CJI Chandrachud, reading out the operative part of the judgment, said such unsubstantiated third-party reports by media or organizations cannot be relied upon as conclusive proof against a statutory regulator like SEBI. They do not amount to cogent evidence.
The judgment said the judiciary’s review of the regulatory framework of SEBI was limited to checking if there was arbitrariness or violation of fundamental rights. The SEBI probe did not suffer from irregularities. It had completed 22 out of 24 investigations against the Adani Group. The court asked the market regulator to complete the remaining two investigations expeditiously, within three months.
The threshold to transfer the investigation from SEBI to another agency was not present. The transfer is usually done only in exceptional/extraordinary circumstances. A situation of willful or glaring apathy/bias had not been shown by SEBI, the judgment said.
The petitioners’ allegation that SEBI suppressed information received from the Directorate of Revenue Intelligence (DRI) about the Adani group was misconceived. The court upheld SEBI’s argument that DRI had closed the probe against Adani in 2016 and the issue had traveled up to the Customs Excise & Service Tax Appellate Tribunal (CESTAT) and the Supreme Court.
The court had heard claims that SEBI had “concealed” an alert received from the DRI about “Adani having siphoned off the money and invested them in Adani listed companies through entities based in Dubai and Mauritius.”
According to the petitioners’ counsel Prashant Bhushan, the DRI letter to the then SEBI chairperson, UK Sinha, on January 31, 2014, alerting that “there may be stock market manipulation being committed by the Adani group of companies using the money siphoned off through overvaluation in the import of power equipment by Adani group”.
The DRI was at the time investigating a case of overvaluation of the import of equipment and machinery by various entities of the Adani group from a UAE-based subsidiary.
The court also dismissed allegations that members of the Justice AM Sapre Committee were in a position of conflict of interest.
Bhushan contended that one of the committee members, former SBI Chairman OP Bhatt, was working as the Chairman of Greenko, a leading renewable energy company. Since March 2022, Greenko and Adani Group have been working in a close partnership to provide energy to Adani Group facilities in India, he submitted.
Another committee member, advocate Somasekhar Sundaresan, who was recently appointed an Additional Judge of the Bombay High Court, Bhushan said, had appeared for the Adani Group in 2006 and had been on “several SEBI committees.”

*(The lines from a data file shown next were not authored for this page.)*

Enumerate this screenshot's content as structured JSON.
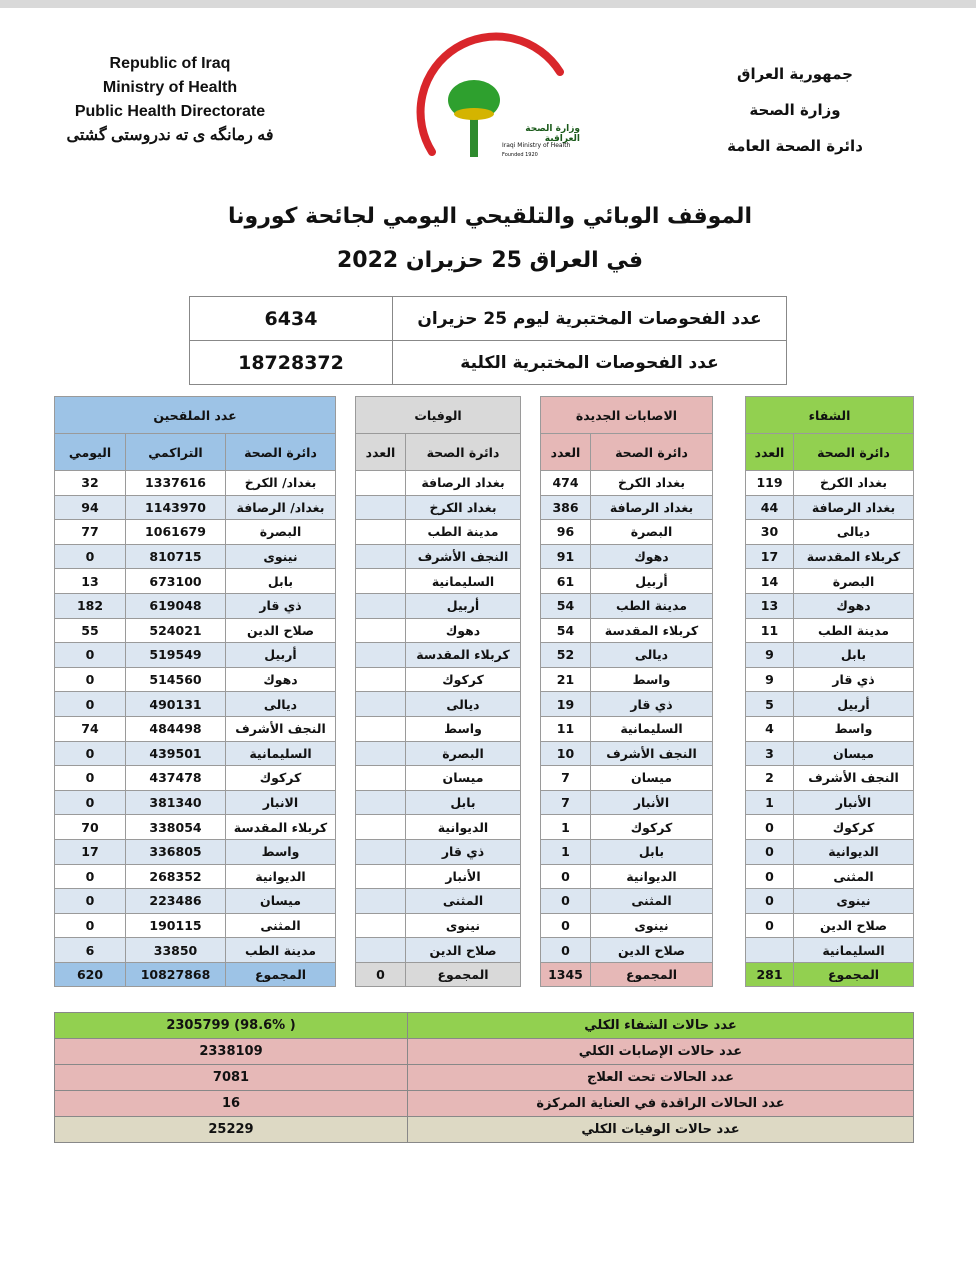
{
  "header": {
    "left": [
      "Republic of Iraq",
      "Ministry of Health",
      "Public Health Directorate",
      "فه رمانگه ى ته ندروستى گشتى"
    ],
    "right": [
      "جمهورية العراق",
      "وزارة الصحة",
      "دائرة الصحة العامة"
    ],
    "logo_text": "وزارة الصحة العراقية",
    "logo_sub": "Iraqi Ministry of Health",
    "logo_founded": "Founded 1920",
    "title1": "الموقف الوبائي والتلقيحي اليومي لجائحة كورونا",
    "title2": "في العراق  25 حزيران 2022"
  },
  "tests": [
    {
      "label": "عدد الفحوصات المختبرية  ليوم 25  حزيران",
      "value": "6434"
    },
    {
      "label": "عدد الفحوصات المختبرية الكلية",
      "value": "18728372"
    }
  ],
  "sections": {
    "vaccinated": "عدد الملقحين",
    "deaths": "الوفيات",
    "cases": "الاصابات الجديدة",
    "recovery": "الشفاء"
  },
  "cols": {
    "dept": "دائرة الصحة",
    "count": "العدد",
    "cumulative": "التراكمي",
    "daily": "اليومي"
  },
  "rows": [
    [
      "بغداد الكرخ",
      "119",
      "بغداد الكرخ",
      "474",
      "بغداد الرصافة",
      "",
      "بغداد/ الكرخ",
      "1337616",
      "32"
    ],
    [
      "بغداد الرصافة",
      "44",
      "بغداد الرصافة",
      "386",
      "بغداد الكرخ",
      "",
      "بغداد/ الرصافة",
      "1143970",
      "94"
    ],
    [
      "ديالى",
      "30",
      "البصرة",
      "96",
      "مدينة الطب",
      "",
      "البصرة",
      "1061679",
      "77"
    ],
    [
      "كربلاء المقدسة",
      "17",
      "دهوك",
      "91",
      "النجف الأشرف",
      "",
      "نينوى",
      "810715",
      "0"
    ],
    [
      "البصرة",
      "14",
      "أربيل",
      "61",
      "السليمانية",
      "",
      "بابل",
      "673100",
      "13"
    ],
    [
      "دهوك",
      "13",
      "مدينة الطب",
      "54",
      "أربيل",
      "",
      "ذي قار",
      "619048",
      "182"
    ],
    [
      "مدينة الطب",
      "11",
      "كربلاء المقدسة",
      "54",
      "دهوك",
      "",
      "صلاح الدين",
      "524021",
      "55"
    ],
    [
      "بابل",
      "9",
      "ديالى",
      "52",
      "كربلاء المقدسة",
      "",
      "أربيل",
      "519549",
      "0"
    ],
    [
      "ذي قار",
      "9",
      "واسط",
      "21",
      "كركوك",
      "",
      "دهوك",
      "514560",
      "0"
    ],
    [
      "أربيل",
      "5",
      "ذي قار",
      "19",
      "ديالى",
      "",
      "ديالى",
      "490131",
      "0"
    ],
    [
      "واسط",
      "4",
      "السليمانية",
      "11",
      "واسط",
      "",
      "النجف الأشرف",
      "484498",
      "74"
    ],
    [
      "ميسان",
      "3",
      "النجف الأشرف",
      "10",
      "البصرة",
      "",
      "السليمانية",
      "439501",
      "0"
    ],
    [
      "النجف الأشرف",
      "2",
      "ميسان",
      "7",
      "ميسان",
      "",
      "كركوك",
      "437478",
      "0"
    ],
    [
      "الأنبار",
      "1",
      "الأنبار",
      "7",
      "بابل",
      "",
      "الانبار",
      "381340",
      "0"
    ],
    [
      "كركوك",
      "0",
      "كركوك",
      "1",
      "الديوانية",
      "",
      "كربلاء المقدسة",
      "338054",
      "70"
    ],
    [
      "الديوانية",
      "0",
      "بابل",
      "1",
      "ذي قار",
      "",
      "واسط",
      "336805",
      "17"
    ],
    [
      "المثنى",
      "0",
      "الديوانية",
      "0",
      "الأنبار",
      "",
      "الديوانية",
      "268352",
      "0"
    ],
    [
      "نينوى",
      "0",
      "المثنى",
      "0",
      "المثنى",
      "",
      "ميسان",
      "223486",
      "0"
    ],
    [
      "صلاح الدين",
      "0",
      "نينوى",
      "0",
      "نينوى",
      "",
      "المثنى",
      "190115",
      "0"
    ],
    [
      "السليمانية",
      "",
      "صلاح الدين",
      "0",
      "صلاح الدين",
      "",
      "مدينة الطب",
      "33850",
      "6"
    ]
  ],
  "totals": {
    "label": "المجموع",
    "recovery": "281",
    "cases": "1345",
    "deaths": "0",
    "vacc_cum": "10827868",
    "vacc_daily": "620"
  },
  "summary": [
    {
      "label": "عدد حالات الشفاء الكلي",
      "value": "( 98.6%)  2305799",
      "color": "#92d050"
    },
    {
      "label": "عدد حالات الإصابات الكلي",
      "value": "2338109",
      "color": "#e6b8b7"
    },
    {
      "label": "عدد الحالات تحت العلاج",
      "value": "7081",
      "color": "#e6b8b7"
    },
    {
      "label": "عدد الحالات الراقدة في العناية المركزة",
      "value": "16",
      "color": "#e6b8b7"
    },
    {
      "label": "عدد حالات الوفيات الكلي",
      "value": "25229",
      "color": "#ddd9c4"
    }
  ]
}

The Justice Sapre Committee was constituted by the Supreme Court on March 2, 2023, to investigate the causal factors and existence, if any, of regulatory failure that led to investors losing crores due to volatility in the securities market in the wake of the Hindenburg Research’s report accusing the Adani Group of manipulation of share prices and account fraud.
On August 23, 2023, SEBI told the Supreme Court that it had completed the probe in all but two allegations against the Adani group and is still awaiting information from five tax havens on actual owners behind foreign investors investing in the conglomerate.

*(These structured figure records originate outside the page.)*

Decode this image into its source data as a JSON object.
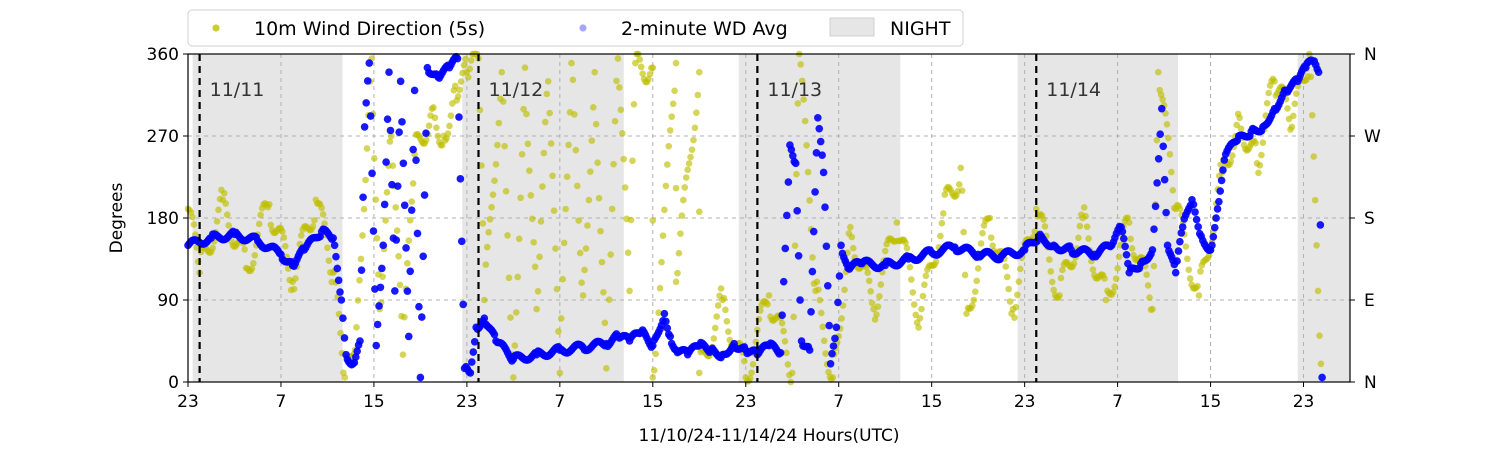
{
  "chart_data": {
    "type": "scatter",
    "title": "",
    "xlabel": "11/10/24-11/14/24  Hours(UTC)",
    "ylabel": "Degrees",
    "ylim": [
      0,
      360
    ],
    "x_range_hours": [
      0,
      100
    ],
    "x_unit": "hours since 11/10/24 23:00 UTC",
    "x_ticks": [
      {
        "h": 0,
        "label": "23"
      },
      {
        "h": 8,
        "label": "7"
      },
      {
        "h": 16,
        "label": "15"
      },
      {
        "h": 24,
        "label": "23"
      },
      {
        "h": 32,
        "label": "7"
      },
      {
        "h": 40,
        "label": "15"
      },
      {
        "h": 48,
        "label": "23"
      },
      {
        "h": 56,
        "label": "7"
      },
      {
        "h": 64,
        "label": "15"
      },
      {
        "h": 72,
        "label": "23"
      },
      {
        "h": 80,
        "label": "7"
      },
      {
        "h": 88,
        "label": "15"
      },
      {
        "h": 96,
        "label": "23"
      }
    ],
    "y_ticks": [
      0,
      90,
      180,
      270,
      360
    ],
    "y2_ticks": [
      {
        "deg": 0,
        "label": "N"
      },
      {
        "deg": 90,
        "label": "E"
      },
      {
        "deg": 180,
        "label": "S"
      },
      {
        "deg": 270,
        "label": "W"
      },
      {
        "deg": 360,
        "label": "N"
      }
    ],
    "grid": true,
    "legend_position": "top",
    "legend": [
      {
        "label": "10m Wind Direction (5s)",
        "color": "#bfbf00",
        "kind": "dot"
      },
      {
        "label": "2-minute WD Avg",
        "color": "#0000ff",
        "kind": "dot"
      },
      {
        "label": "NIGHT",
        "color": "#e6e6e6",
        "kind": "patch"
      }
    ],
    "night_periods_hours": [
      [
        0.4,
        13.3
      ],
      [
        23.6,
        37.5
      ],
      [
        47.4,
        61.3
      ],
      [
        71.4,
        85.2
      ],
      [
        95.5,
        100
      ]
    ],
    "day_markers": [
      {
        "h": 1,
        "label": "11/11"
      },
      {
        "h": 25,
        "label": "11/12"
      },
      {
        "h": 49,
        "label": "11/13"
      },
      {
        "h": 73,
        "label": "11/14"
      }
    ],
    "series": [
      {
        "name": "2-minute WD Avg",
        "color": "#0000ff",
        "points": [
          [
            0,
            150
          ],
          [
            2,
            158
          ],
          [
            4,
            162
          ],
          [
            6,
            155
          ],
          [
            8,
            140
          ],
          [
            9,
            128
          ],
          [
            10,
            145
          ],
          [
            11.5,
            165
          ],
          [
            12.5,
            158
          ],
          [
            13.2,
            90
          ],
          [
            13.6,
            30
          ],
          [
            14.2,
            20
          ],
          [
            14.8,
            45
          ],
          [
            15.2,
            280
          ],
          [
            15.6,
            350
          ],
          [
            16.2,
            40
          ],
          [
            16.8,
            150
          ],
          [
            17.3,
            340
          ],
          [
            17.8,
            100
          ],
          [
            18.3,
            330
          ],
          [
            19,
            50
          ],
          [
            19.5,
            320
          ],
          [
            20,
            5
          ],
          [
            20.6,
            345
          ],
          [
            21.5,
            335
          ],
          [
            22.5,
            345
          ],
          [
            23.2,
            355
          ],
          [
            23.8,
            15
          ],
          [
            24.3,
            10
          ],
          [
            24.8,
            60
          ],
          [
            25.5,
            70
          ],
          [
            26.5,
            45
          ],
          [
            28,
            25
          ],
          [
            30,
            30
          ],
          [
            32,
            35
          ],
          [
            34,
            38
          ],
          [
            36,
            42
          ],
          [
            37,
            50
          ],
          [
            38,
            45
          ],
          [
            39,
            55
          ],
          [
            40,
            40
          ],
          [
            41,
            75
          ],
          [
            41.5,
            50
          ],
          [
            42,
            35
          ],
          [
            43,
            30
          ],
          [
            44,
            40
          ],
          [
            45,
            35
          ],
          [
            46,
            30
          ],
          [
            47,
            42
          ],
          [
            48,
            35
          ],
          [
            49,
            30
          ],
          [
            50,
            40
          ],
          [
            51,
            32
          ],
          [
            51.8,
            260
          ],
          [
            52.3,
            240
          ],
          [
            52.8,
            45
          ],
          [
            53.5,
            35
          ],
          [
            54.2,
            290
          ],
          [
            54.7,
            230
          ],
          [
            55.3,
            20
          ],
          [
            55.8,
            60
          ],
          [
            56.2,
            150
          ],
          [
            56.8,
            125
          ],
          [
            58,
            130
          ],
          [
            60,
            128
          ],
          [
            62,
            135
          ],
          [
            64,
            142
          ],
          [
            66,
            148
          ],
          [
            68,
            140
          ],
          [
            70,
            138
          ],
          [
            72,
            145
          ],
          [
            73.2,
            160
          ],
          [
            74.5,
            150
          ],
          [
            76,
            145
          ],
          [
            78,
            140
          ],
          [
            79.5,
            150
          ],
          [
            80.3,
            170
          ],
          [
            81,
            120
          ],
          [
            82,
            130
          ],
          [
            83,
            145
          ],
          [
            83.8,
            300
          ],
          [
            84.3,
            150
          ],
          [
            85,
            120
          ],
          [
            85.6,
            170
          ],
          [
            86.4,
            200
          ],
          [
            87.2,
            160
          ],
          [
            88,
            145
          ],
          [
            88.6,
            190
          ],
          [
            89.3,
            250
          ],
          [
            90.3,
            265
          ],
          [
            91.5,
            275
          ],
          [
            92.5,
            280
          ],
          [
            93.5,
            300
          ],
          [
            94.5,
            320
          ],
          [
            95.5,
            330
          ],
          [
            96.2,
            345
          ],
          [
            96.8,
            352
          ],
          [
            97.3,
            340
          ],
          [
            97.6,
            5
          ]
        ]
      },
      {
        "name": "10m Wind Direction (5s)",
        "color": "#bfbf00",
        "points": [
          [
            0,
            190
          ],
          [
            1,
            120
          ],
          [
            3,
            200
          ],
          [
            5,
            125
          ],
          [
            7,
            195
          ],
          [
            9,
            110
          ],
          [
            11,
            200
          ],
          [
            12.5,
            120
          ],
          [
            13.5,
            5
          ],
          [
            14.5,
            60
          ],
          [
            15.8,
            355
          ],
          [
            16.5,
            80
          ],
          [
            17.5,
            270
          ],
          [
            18.5,
            30
          ],
          [
            19.5,
            250
          ],
          [
            21,
            300
          ],
          [
            22,
            270
          ],
          [
            23,
            325
          ],
          [
            24,
            340
          ],
          [
            25,
            355
          ],
          [
            27,
            340
          ],
          [
            29,
            345
          ],
          [
            31,
            330
          ],
          [
            33,
            350
          ],
          [
            35,
            340
          ],
          [
            37,
            355
          ],
          [
            38.5,
            350
          ],
          [
            40,
            345
          ],
          [
            42,
            350
          ],
          [
            44,
            340
          ],
          [
            25.5,
            90
          ],
          [
            28,
            5
          ],
          [
            30,
            80
          ],
          [
            32,
            10
          ],
          [
            34,
            95
          ],
          [
            36,
            15
          ],
          [
            38,
            100
          ],
          [
            40,
            5
          ],
          [
            42,
            110
          ],
          [
            44,
            10
          ],
          [
            46,
            90
          ],
          [
            48,
            5
          ],
          [
            50,
            95
          ],
          [
            52,
            10
          ],
          [
            54,
            100
          ],
          [
            55.5,
            5
          ],
          [
            57,
            170
          ],
          [
            59,
            80
          ],
          [
            61,
            175
          ],
          [
            63,
            70
          ],
          [
            65,
            185
          ],
          [
            67,
            75
          ],
          [
            69,
            180
          ],
          [
            71,
            80
          ],
          [
            73,
            190
          ],
          [
            75,
            95
          ],
          [
            77,
            180
          ],
          [
            79,
            90
          ],
          [
            81,
            175
          ],
          [
            83,
            80
          ],
          [
            85,
            190
          ],
          [
            87,
            95
          ],
          [
            89,
            230
          ],
          [
            90.5,
            290
          ],
          [
            92,
            240
          ],
          [
            93.5,
            330
          ],
          [
            95,
            280
          ],
          [
            96.5,
            360
          ],
          [
            97.5,
            20
          ],
          [
            66.5,
            235
          ],
          [
            52.6,
            365
          ],
          [
            83.5,
            340
          ]
        ]
      }
    ]
  }
}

The apex court directed the Centre and SEBI to look into whether Hindenburg Research violated any law on short-selling. If there is a violation, they may take any action by law.
On the OCCRP report, released on August 31 last year, the Supreme Court said that it cannot be taken into account to doubt the investigation and findings by the market regulator.
The CJI said that a “third-party organization report without any verification cannot be relied upon as proof.”
Moreover, the court also noted that media reports cannot be considered as conclusive evidence but only as inputs in such cases.